Nel 1899 Thorstein Bunde Veblen diede alle stampe Teoria della classe agiata; nel suo lavoro, il sociologo statunitense poneva l’accento sulla responsabilità pubblica (da un punto di vista estetico ed etico) del patrimonio privato. Raffaele Alberto Ventura, invece, nel suo Teoria della classe disagiata, pubblicato nel settembre 2017 per la Minimum Fax, leggendo Goldoni e Kafka come fossero economisti e Marx e Keynes come fossero scrittori, parla di inganni: parole come creatività o sapere divengono cappi al collo di una generazione che finge di ignorare l’insostenibilità della società del benessere (presunto) in cui vive.

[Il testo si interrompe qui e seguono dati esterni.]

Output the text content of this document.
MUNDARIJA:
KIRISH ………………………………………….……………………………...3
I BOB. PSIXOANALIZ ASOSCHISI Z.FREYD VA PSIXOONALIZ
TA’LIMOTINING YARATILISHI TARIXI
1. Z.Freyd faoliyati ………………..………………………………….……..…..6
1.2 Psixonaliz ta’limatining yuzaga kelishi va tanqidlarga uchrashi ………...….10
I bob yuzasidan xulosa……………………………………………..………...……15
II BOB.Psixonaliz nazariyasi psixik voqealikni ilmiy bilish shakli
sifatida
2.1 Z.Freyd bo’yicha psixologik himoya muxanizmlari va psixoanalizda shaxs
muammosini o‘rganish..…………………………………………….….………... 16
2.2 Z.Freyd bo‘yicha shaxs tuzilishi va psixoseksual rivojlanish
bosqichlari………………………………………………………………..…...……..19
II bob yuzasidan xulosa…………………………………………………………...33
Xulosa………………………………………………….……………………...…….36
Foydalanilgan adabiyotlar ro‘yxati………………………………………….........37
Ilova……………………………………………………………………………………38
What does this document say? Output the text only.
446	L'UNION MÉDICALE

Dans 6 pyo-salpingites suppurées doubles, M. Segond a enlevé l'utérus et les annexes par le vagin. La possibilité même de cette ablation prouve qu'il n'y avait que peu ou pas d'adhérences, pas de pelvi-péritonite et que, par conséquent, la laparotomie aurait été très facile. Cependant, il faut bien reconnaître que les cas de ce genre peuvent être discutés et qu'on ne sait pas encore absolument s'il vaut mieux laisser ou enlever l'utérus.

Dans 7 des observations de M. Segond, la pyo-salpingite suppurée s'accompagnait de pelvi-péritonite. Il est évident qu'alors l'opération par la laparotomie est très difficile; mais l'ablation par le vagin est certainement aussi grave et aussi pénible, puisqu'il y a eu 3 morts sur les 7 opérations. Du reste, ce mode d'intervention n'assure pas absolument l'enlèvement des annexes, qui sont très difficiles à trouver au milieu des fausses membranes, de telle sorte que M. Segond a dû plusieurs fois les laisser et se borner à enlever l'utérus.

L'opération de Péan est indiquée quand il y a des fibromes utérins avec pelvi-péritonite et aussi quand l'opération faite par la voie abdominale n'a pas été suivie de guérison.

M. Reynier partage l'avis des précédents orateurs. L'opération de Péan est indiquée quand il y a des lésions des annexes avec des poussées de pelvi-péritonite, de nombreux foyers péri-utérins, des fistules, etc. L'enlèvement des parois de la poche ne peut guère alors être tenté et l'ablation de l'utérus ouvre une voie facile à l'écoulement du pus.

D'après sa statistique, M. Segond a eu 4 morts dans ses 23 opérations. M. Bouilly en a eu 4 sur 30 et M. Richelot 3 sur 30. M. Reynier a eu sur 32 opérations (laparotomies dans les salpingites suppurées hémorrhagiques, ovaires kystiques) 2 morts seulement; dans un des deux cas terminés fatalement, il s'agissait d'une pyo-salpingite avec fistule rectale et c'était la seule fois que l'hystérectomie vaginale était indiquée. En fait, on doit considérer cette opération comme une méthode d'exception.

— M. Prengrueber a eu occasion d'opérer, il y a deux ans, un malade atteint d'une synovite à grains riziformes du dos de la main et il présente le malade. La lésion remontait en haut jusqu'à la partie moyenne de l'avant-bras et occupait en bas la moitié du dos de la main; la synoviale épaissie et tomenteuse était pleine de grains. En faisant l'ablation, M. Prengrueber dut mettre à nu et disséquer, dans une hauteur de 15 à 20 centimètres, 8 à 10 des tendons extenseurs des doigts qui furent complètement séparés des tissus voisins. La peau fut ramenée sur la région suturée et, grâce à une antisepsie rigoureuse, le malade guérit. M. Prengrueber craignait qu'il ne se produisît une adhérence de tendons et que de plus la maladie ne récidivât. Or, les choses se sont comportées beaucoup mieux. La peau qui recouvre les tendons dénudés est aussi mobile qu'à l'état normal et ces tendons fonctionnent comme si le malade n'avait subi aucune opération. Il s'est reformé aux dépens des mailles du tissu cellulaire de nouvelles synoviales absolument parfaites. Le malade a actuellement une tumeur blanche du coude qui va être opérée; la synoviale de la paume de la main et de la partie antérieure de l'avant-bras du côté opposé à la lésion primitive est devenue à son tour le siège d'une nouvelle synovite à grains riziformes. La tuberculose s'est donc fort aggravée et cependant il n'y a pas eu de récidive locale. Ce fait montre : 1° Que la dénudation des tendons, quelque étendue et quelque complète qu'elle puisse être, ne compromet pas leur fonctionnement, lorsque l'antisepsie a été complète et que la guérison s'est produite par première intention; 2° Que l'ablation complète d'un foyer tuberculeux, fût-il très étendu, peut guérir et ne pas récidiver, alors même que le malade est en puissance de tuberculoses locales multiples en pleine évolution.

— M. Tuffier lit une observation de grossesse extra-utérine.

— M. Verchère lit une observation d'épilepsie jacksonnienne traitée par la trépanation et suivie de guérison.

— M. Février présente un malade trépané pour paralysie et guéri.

La classe disagiata che dà il titolo al libro è l’ampia fascia di ceto medio che aspira alla condizione borghese, replicandone consumi e comportamenti, ma senza avervi realmente accesso. Ciò genera quel capitale che è la cultura (con la domanda sottintesa: ma la cultura rende migliori i suoi produttori ed i suoi fruitori?) e che, per gli appartenenti alla classe disagiata, diventa uno strumento per accumulare la moneta simbolica del prestigio. Il prestigio, però, si regge sull’illusione che della propria creatività si possa vivere, cosa difficilissima in una situazione economica come l’attuale, che non offre abbastanza posizioni per realizzare le aspirazioni di tutti. In un mondo in cui il conflitto tra gli imperativi sociali del successo e l’oggettività dei rapporti economici sforna quotidianamente falliti e dove la notorietà si misura in minuti (è sufficiente una sgraziata presenza di un quarto d’ora su qualche social forum), il cantante, il musicista, il pittore, lo scrittore, tutti bravissimi ed impegnati artigiani (artigiani, non artisti: l’artista ha talento e con il talento fai quello che vuoi, mentre con l’impegno fai quello che puoi) della cultura, passano la propria vita a dimostrare agli altri e, soprattutto, a se stessi, che ciò che li occupa non è un hobby, ma un vero e proprio lavoro.
La classe disagiata è dunque un coacervo di donne e uomini nati fra il 1970 ed il 1999 decisi a rimandare l’età adulta accumulando lauree triennali, master, esperienze artistiche di vario genere, viaggi all’estero, tirocini gratuiti e lavori temporanei o poco gratificanti, in attesa che le promesse vengano finalmente mantenute; è una categoria costituita da vittime di una strana “disforia di classe” che li porta a vivere al di sopra dei loro mezzi per ostentare uno stile di vita che attesti la loro appartenenza alla borghesia.
Si tratta di un ceto rovinato dalla mancata redistribuzione della ricchezza, cosa che provoca pure la disuguaglianza all’interno della stessa fascia d’età (soprattutto tra i 18 ed i 24 anni), e che non ha abbastanza soldi e abbastanza prospettive per consumare ed alimentare la produzione; è una classe disagiata “troppo ricca per rinunciare alle proprie aspirazioni, ma troppo povera per realizzarle”, conclude Ventura.